Читать книгу Genotyping by Sequencing for Crop Improvement - Группа авторов - Страница 27

GBS is an NGS‐based reduced representation sequencing technique for the identification of genome‐wide SNPs and genotyping large populations (Bhatia et al. 2013). GBS is a one‐step approach for the identification and utilization of markers in a single reaction. It is a complexity reduction procedure where a combination of restriction enzymes is used to separate low copy sequences from high copy repetitive regions. In general, GBS involves the sequencing of fragments generated through restriction digestion of the genome on the NGS platform. In this process, the DNA of the population is digested with RE followed by ligation of RE‐specific adaptors containing genotype‐specific barcode sequences and sites for binding PCR and sequencing primers (Figure 1.1). The fragments thus generated can be PCR amplified and an equal volume of PCR product from different individuals are pooled in a tube. The fragments in the pool can be selected based on their size and sequenced on the NGS platform. The choice of restriction enzymes depends upon the complexity and size of the genome. Presently, different versions of GBS are available, which includes RAD‐seq (restriction associated DNA sequencing), ddRAD‐seq (double‐digest restriction associated sequencing), SLAF‐seq (specific‐locus amplified fragment sequencing), Rest‐seq (restriction DNA sequencing), Skim GBS (skim‐based GBS) (Bhatia 2020). These versions differ with respect to fragment size selection, the extent of complexity reduction, and genome coverage. Since GBS is a population‐dependent genotyping method, to make it cost‐effective a low‐depth sequencing is adopted which caused a high rate of missing data. The low‐depth sequencing makes it an ineffective genotyping approach in heterozygous populations. GBS has low genome coverage due to reduced representation sequencing.

Figure 1.1 An example of GBS and GBS data analysis workflow for identification of SNP markers.

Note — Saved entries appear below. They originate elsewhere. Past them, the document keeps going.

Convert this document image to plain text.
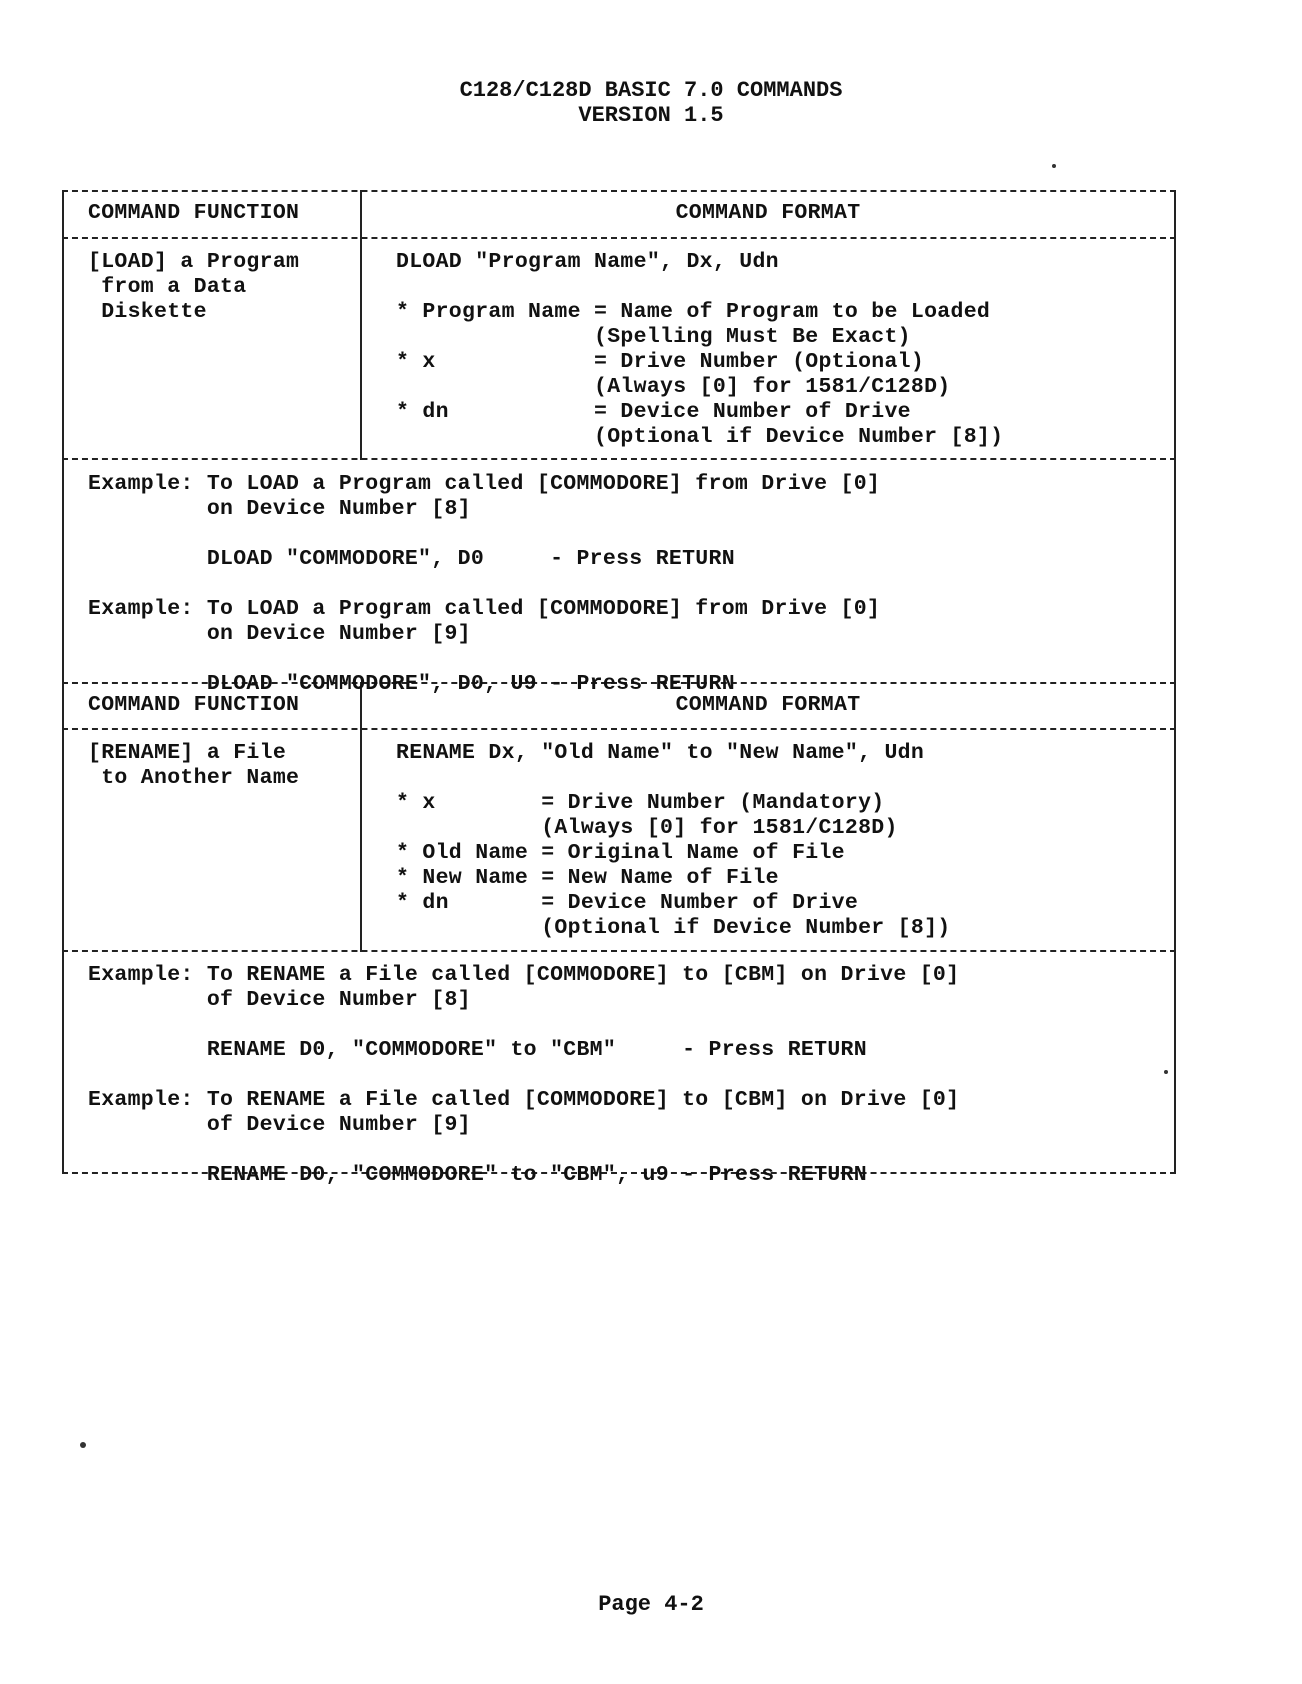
C128/C128D BASIC 7.0 COMMANDS
VERSION 1.5
COMMAND FUNCTION	COMMAND FORMAT
[LOAD] a Program
from a Data
Diskette
DLOAD "Program Name", Dx, Udn
* Program Name = Name of Program to be Loaded
(Spelling Must Be Exact)
* x            = Drive Number (Optional)
(Always [0] for 1581/C128D)
* dn           = Device Number of Drive
(Optional if Device Number [8])
Example: To LOAD a Program called [COMMODORE] from Drive [0]
on Device Number [8]

DLOAD "COMMODORE", D0     - Press RETURN

Example: To LOAD a Program called [COMMODORE] from Drive [0]
on Device Number [9]

DLOAD "COMMODORE", D0, U9 - Press RETURN
COMMAND FUNCTION	COMMAND FORMAT
[RENAME] a File
to Another Name
RENAME Dx, "Old Name" to "New Name", Udn
* x        = Drive Number (Mandatory)
(Always [0] for 1581/C128D)
* Old Name = Original Name of File
* New Name = New Name of File
* dn       = Device Number of Drive
(Optional if Device Number [8])
Example: To RENAME a File called [COMMODORE] to [CBM] on Drive [0]
of Device Number [8]

RENAME D0, "COMMODORE" to "CBM"     - Press RETURN

Example: To RENAME a File called [COMMODORE] to [CBM] on Drive [0]
of Device Number [9]

RENAME D0, "COMMODORE" to "CBM", u9 - Press RETURN
Page 4-2
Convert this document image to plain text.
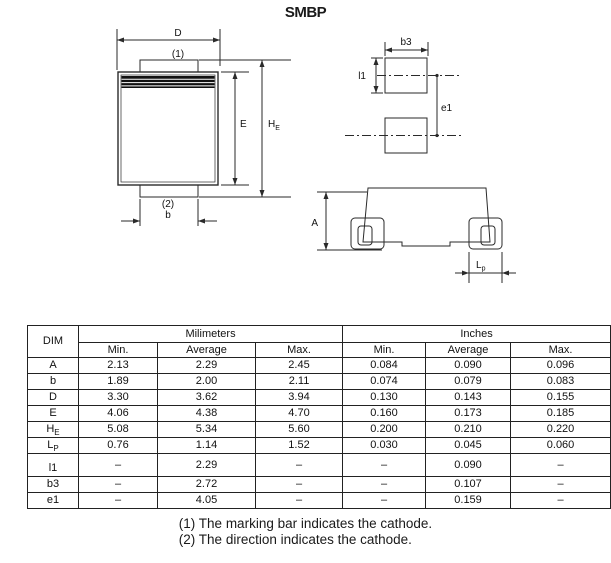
SMBP
D
(1)
(2)
b
E $H_E$
b3
l1
e1
A
$L_p$
DIM	Milimeters			Inches		
	Min.	Average	Max.	Min.	Average	Max.
A	2.13	2.29	2.45	0.084	0.090	0.096
b	1.89	2.00	2.11	0.074	0.079	0.083
D	3.30	3.62	3.94	0.130	0.143	0.155
E	4.06	4.38	4.70	0.160	0.173	0.185
$H_E$	5.08	5.34	5.60	0.200	0.210	0.220
$L_P$	0.76	1.14	1.52	0.030	0.045	0.060
l1	–	2.29	–	–	0.090	–
b3	–	2.72	–	–	0.107	–
e1	–	4.05	–	–	0.159	–
(1) The marking bar indicates the cathode.
(2) The direction indicates the cathode.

GBS is being widely used to capture SNPs and other marker variations by NGS. GBS overtook the conventional genotyping procedures involving the use of traditional markers such as RAPD, AFLP, SSR, and many others in terms of time, labor, and cost involved. As an example, GBS can generate data of thousands of markers in a large population in a week, which can be analyzed in a month (Bhatia et al. 2018). The approach has been utilized in the mapping of several economically important traits in a number of crop plants (Poland and Rife 2012). Most of the developing countries have in‐house computational facilities that are being used for GBS analysis. Few online servers are also available, where GBS analysis can be done using in‐built pipelines such as cyverse (www.cyverse.org); however, these are unable to analyze the large dataset. Further speed of analysis depends upon the internet speed. Alignment of NGS‐based reads and calling SNPs and Indels are the two major steps in GBS analysis, for which several pipelines are available publically such as Stacks, IGST, GB‐eaSY, TASSEL‐GBS, FAST‐GBS, UNEAK, etc. (Wickland et al. 2017).

Another important pipeline widely used for NGS data analysis is dDocent pipeline (www.dDocent.com) which is a simple bash wrapper to quality analysis, assemble, map, and call SNPs from almost any kind of RAD sequencing (Puritz et al. 2014). However, most of these pipelines are hard to code for a student with little bioinformatics background. Most of these pipelines vary with respect to the complexity of the genome and computational space required. Besides there are several bioinformatics tools such as BWA, Bowtie2, SAM tools, GATK, BCFtools including a set of Perl utility scripts (Kagale et al. 2016) that can be used for GBS data analysis. However, there should be knowledge of the installation and usage of these tools for proper utilization in data analysis. With the advancements in NGS approaches, GBS has become a widely used approach in plant breeding and genetics, particularly for understanding complex quantitative traits.

DArT‐seq GBS (https://www.diversityarrays.com/technology‐and‐resources/dartseq/) somehow overcomes the limitation of the missing data point. The technique is an extension of traditional DArT technology where DArT representations are sequenced on the NGS platform. The fragment sequencing enables a dramatic increase in the number of genomic fragments analyzed and an increase in the number of reported markers thus making it a cost‐effective technology than the initial DArT method.